Petta – Rencana pemerintah menghidupkan kembali Ujian Nasional (UN) pada tahun ajaran 2025/2026 menuai beragam tanggapan. Menteri Pendidikan Dasar dan Menengah (Mendikdasmen), Abdul Mu’ti, menyebut bahwa pelaksanaan UN menjadi bagian dari evaluasi pendidikan nasional. Namun, rencana ini mendapat catatan dari para pakar pendidikan, salah satunya Tuti Budirahayu, Sosiolog Pendidikan Universitas Airlangga (Unair).
Tuti menilai bahwa pelaksanaan UN dengan model seperti dulu tidak layak untuk diterapkan kembali. Ia mengingatkan agar pemerintah tidak mengulangi kesalahan masa lalu yang membuat UN justru menjadi momok bagi siswa.
“UN model dulu itu, menurut saya sudah tidak bagus. Tidak bagus dalam arti, bukan UN-nya, tapi cara untuk mendapatkan angka atau nilai itu akhirnya membuat banyak kecurangan. Terus kemudian bimbingan-bimbingan belajar. Sekolah akhirnya tergantikan oleh bimbingan belajar,” ujar Tuti saat diwawancarai Sabtu (4/1/2025).

Menurutnya, UN di masa lalu membuat proses belajar-mengajar di sekolah kehilangan makna karena seluruh kegiatan pembelajaran hanya diarahkan untuk menghadapi UN. Akibatnya, esensi pendidikan menjadi tergerus.
“Akhirnya sekolah tidak punya makna. Jadi menurut saya, UN-nya jangan seperti dulu lagi lah,” tambahnya.
Tuti juga menyoroti perlunya parameter evaluasi yang lebih komprehensif untuk mengukur kemampuan siswa. Ia menekankan bahwa keberagaman kondisi sekolah, kualitas guru, dan sarana prasarana di setiap daerah harus menjadi pertimbangan penting dalam penyusunan format UN baru.
“Jadi perlu ada pemetaan. Mapping tentang kondisi sekolah. Kemudian tentang proses belajar di masing-masing sekolah. Sekolah-sekolah yang sudah unggul ya tentu saja akan menghasilkan siswa yang unggul juga. UN-nya pasti cenderung lebih baik dibandingkan dengan nilai UN dari sekolah-sekolah yang lain,” jelasnya.
Selain itu, Tuti mengingatkan bahwa evaluasi pendidikan tidak bisa hanya fokus pada siswa. Sekolah juga harus menjadi bagian dari proses penilaian untuk memastikan kualitas pendidikan yang merata.
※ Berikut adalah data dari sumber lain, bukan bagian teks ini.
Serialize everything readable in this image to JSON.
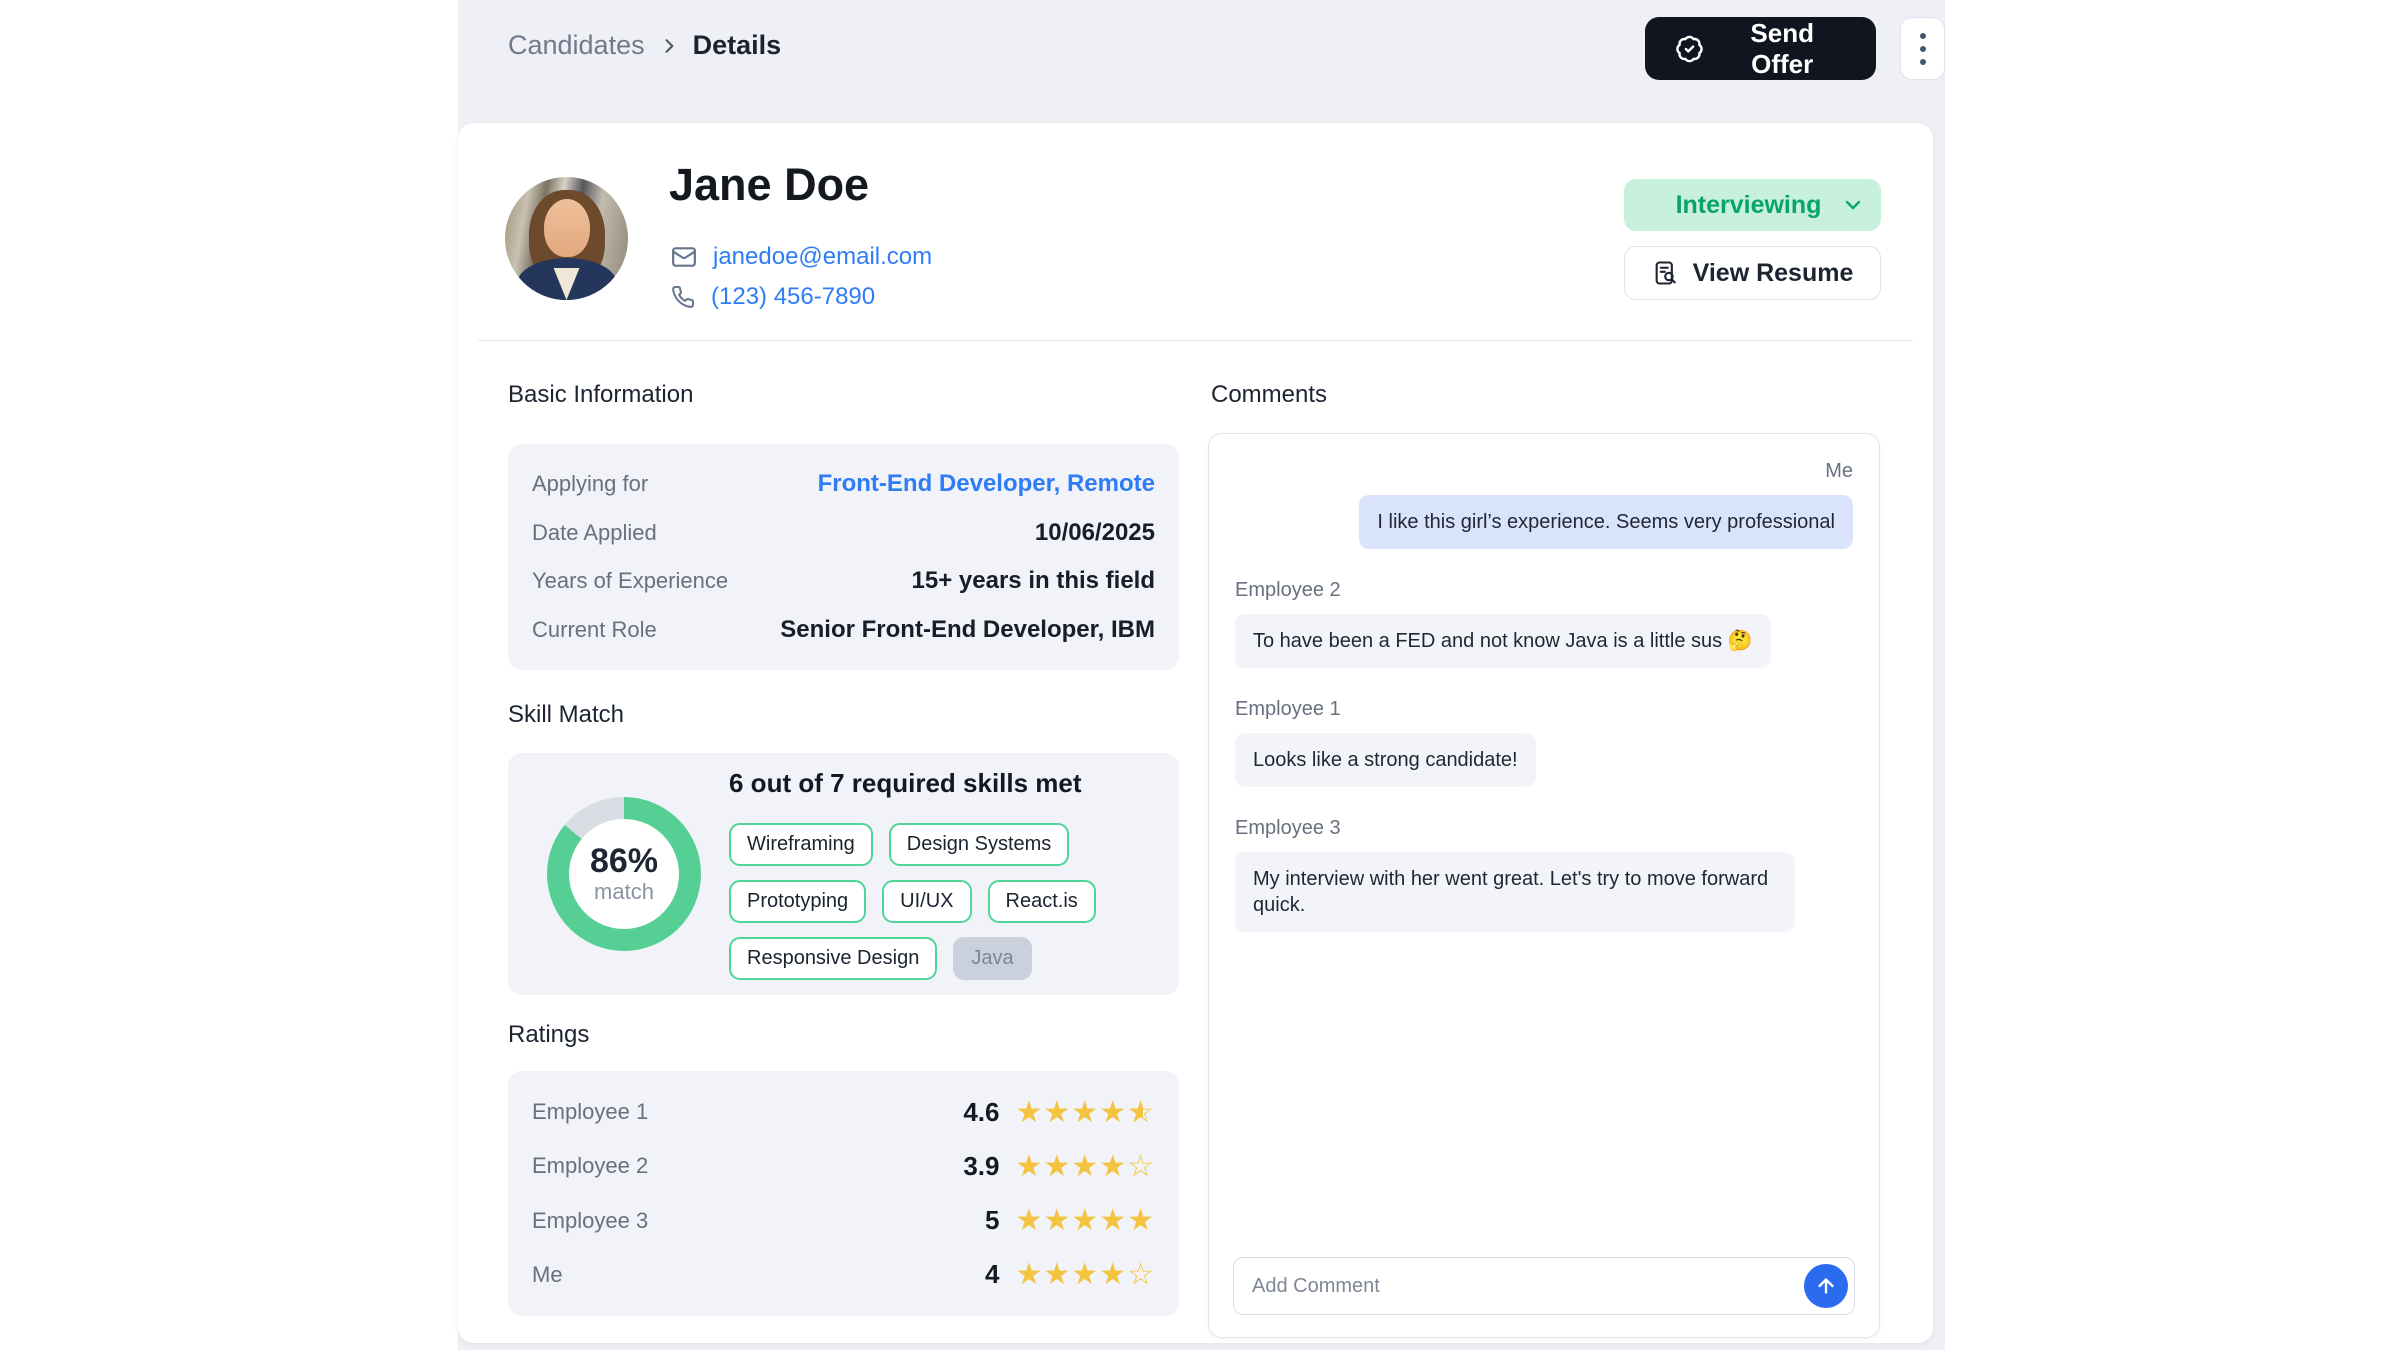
{
  "header": {
    "breadcrumb": {
      "parent": "Candidates",
      "current": "Details"
    },
    "send_offer_label": "Send Offer"
  },
  "profile": {
    "name": "Jane Doe",
    "email": "janedoe@email.com",
    "phone": "(123) 456-7890",
    "status": "Interviewing",
    "view_resume_label": "View Resume"
  },
  "basic_info": {
    "title": "Basic Information",
    "rows": [
      {
        "label": "Applying for",
        "value": "Front-End Developer, Remote",
        "link": true
      },
      {
        "label": "Date Applied",
        "value": "10/06/2025",
        "link": false
      },
      {
        "label": "Years of Experience",
        "value": "15+ years in this field",
        "link": false
      },
      {
        "label": "Current Role",
        "value": "Senior Front-End Developer, IBM",
        "link": false
      }
    ]
  },
  "skill_match": {
    "title": "Skill Match",
    "percent": 86,
    "percent_label": "86%",
    "match_label": "match",
    "headline": "6 out of 7 required skills met",
    "skills": [
      {
        "label": "Wireframing",
        "matched": true
      },
      {
        "label": "Design Systems",
        "matched": true
      },
      {
        "label": "Prototyping",
        "matched": true
      },
      {
        "label": "UI/UX",
        "matched": true
      },
      {
        "label": "React.is",
        "matched": true
      },
      {
        "label": "Responsive Design",
        "matched": true
      },
      {
        "label": "Java",
        "matched": false
      }
    ]
  },
  "ratings": {
    "title": "Ratings",
    "rows": [
      {
        "name": "Employee 1",
        "value": "4.6",
        "stars": 4.5
      },
      {
        "name": "Employee 2",
        "value": "3.9",
        "stars": 4
      },
      {
        "name": "Employee 3",
        "value": "5",
        "stars": 5
      },
      {
        "name": "Me",
        "value": "4",
        "stars": 4
      }
    ]
  },
  "comments": {
    "title": "Comments",
    "messages": [
      {
        "author": "Me",
        "side": "right",
        "text": "I like this girl’s experience. Seems very professional"
      },
      {
        "author": "Employee 2",
        "side": "left",
        "text": "To have been a FED and not know Java is a little sus 🤔"
      },
      {
        "author": "Employee 1",
        "side": "left",
        "text": "Looks like a strong candidate!"
      },
      {
        "author": "Employee 3",
        "side": "left",
        "text": "My interview with her went great. Let's try to move forward quick."
      }
    ],
    "input_placeholder": "Add Comment"
  },
  "colors": {
    "column_bg": "#eef0f6",
    "accent_blue": "#2e7cf6",
    "status_green_text": "#0aa36c",
    "status_green_bg": "#c7f1dd",
    "chip_border_green": "#4fd598",
    "donut_green": "#56cf95",
    "donut_track": "#d8dce3",
    "star": "#f4c33f",
    "send_offer_bg": "#10151f",
    "me_bubble": "#d9e4fc",
    "other_bubble": "#f2f4fa"
  }
}
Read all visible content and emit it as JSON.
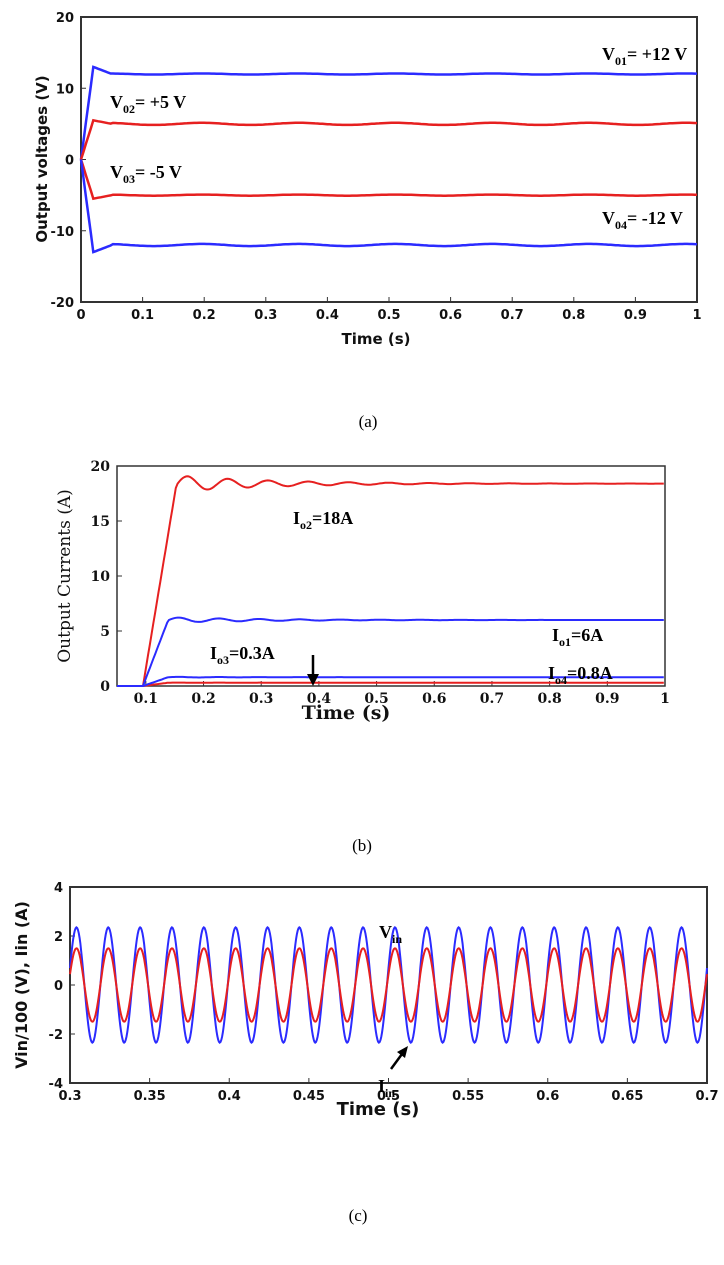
{
  "chart_data": [
    {
      "type": "line",
      "panel": "a",
      "caption": "(a)",
      "xlabel": "Time (s)",
      "ylabel": "Output voltages (V)",
      "xlim": [
        0,
        1
      ],
      "ylim": [
        -20,
        20
      ],
      "xticks": [
        "0",
        "0.1",
        "0.2",
        "0.3",
        "0.4",
        "0.5",
        "0.6",
        "0.7",
        "0.8",
        "0.9",
        "1"
      ],
      "yticks": [
        "20",
        "10",
        "0",
        "-10",
        "-20"
      ],
      "series": [
        {
          "label_main": "V",
          "label_sub": "01",
          "label_rest": "= +12 V",
          "color": "#2b2bff",
          "steady": 12,
          "peak": 13
        },
        {
          "label_main": "V",
          "label_sub": "02",
          "label_rest": "= +5 V",
          "color": "#e62020",
          "steady": 5,
          "peak": 5.5
        },
        {
          "label_main": "V",
          "label_sub": "03",
          "label_rest": "= -5 V",
          "color": "#e62020",
          "steady": -5,
          "peak": -5.5
        },
        {
          "label_main": "V",
          "label_sub": "04",
          "label_rest": "= -12 V",
          "color": "#2b2bff",
          "steady": -12,
          "peak": -13
        }
      ]
    },
    {
      "type": "line",
      "panel": "b",
      "caption": "(b)",
      "xlabel": "Time (s)",
      "ylabel": "Output Currents (A)",
      "xlim": [
        0.05,
        1
      ],
      "ylim": [
        0,
        20
      ],
      "xticks": [
        "0.1",
        "0.2",
        "0.3",
        "0.4",
        "0.5",
        "0.6",
        "0.7",
        "0.8",
        "0.9",
        "1"
      ],
      "yticks": [
        "20",
        "15",
        "10",
        "5",
        "0"
      ],
      "series": [
        {
          "label_main": "I",
          "label_sub": "o2",
          "label_rest": "=18A",
          "color": "#e62020",
          "steady": 18.4
        },
        {
          "label_main": "I",
          "label_sub": "o1",
          "label_rest": "=6A",
          "color": "#2b2bff",
          "steady": 6
        },
        {
          "label_main": "I",
          "label_sub": "o3",
          "label_rest": "=0.3A",
          "color": "#e62020",
          "steady": 0.3
        },
        {
          "label_main": "I",
          "label_sub": "o4",
          "label_rest": "=0.8A",
          "color": "#2b2bff",
          "steady": 0.8
        }
      ]
    },
    {
      "type": "line",
      "panel": "c",
      "caption": "(c)",
      "xlabel": "Time (s)",
      "ylabel": "Vin/100 (V), Iin (A)",
      "xlim": [
        0.3,
        0.7
      ],
      "ylim": [
        -4,
        4
      ],
      "xticks": [
        "0.3",
        "0.35",
        "0.4",
        "0.45",
        "0.5",
        "0.55",
        "0.6",
        "0.65",
        "0.7"
      ],
      "yticks": [
        "4",
        "2",
        "0",
        "-2",
        "-4"
      ],
      "frequency_hz": 50,
      "series": [
        {
          "label_main": "V",
          "label_sub": "in",
          "color": "#2b2bff",
          "amplitude": 2.35
        },
        {
          "label_main": "I",
          "label_sub": "in",
          "color": "#e62020",
          "amplitude": 1.5
        }
      ]
    }
  ]
}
“Jangan menuntut siswa nilainya UN-nya tinggi kalau sekolahnya ambur adul. Jadi, banyak cara untuk mengukur kualitas pendidikan,” tegasnya.
Ia juga menilai model asesmen yang diterapkan kementerian sebelumnya, seperti Asesmen Nasional (AN), memiliki pendekatan yang lebih baik karena tidak hanya fokus pada hasil akhir siswa. Namun, Tuti mengingatkan perlunya evaluasi lebih lanjut agar sistem tersebut dapat disempurnakan.
“Menurut saya, itu harus disempurnakan. Jadi nanti UN-nya bukan seperti dulu, harapannya UN bukan hanya sebagai kelulusan saja, tapi tetap di pembelajaran selama sekolah itu,” pungkasnya.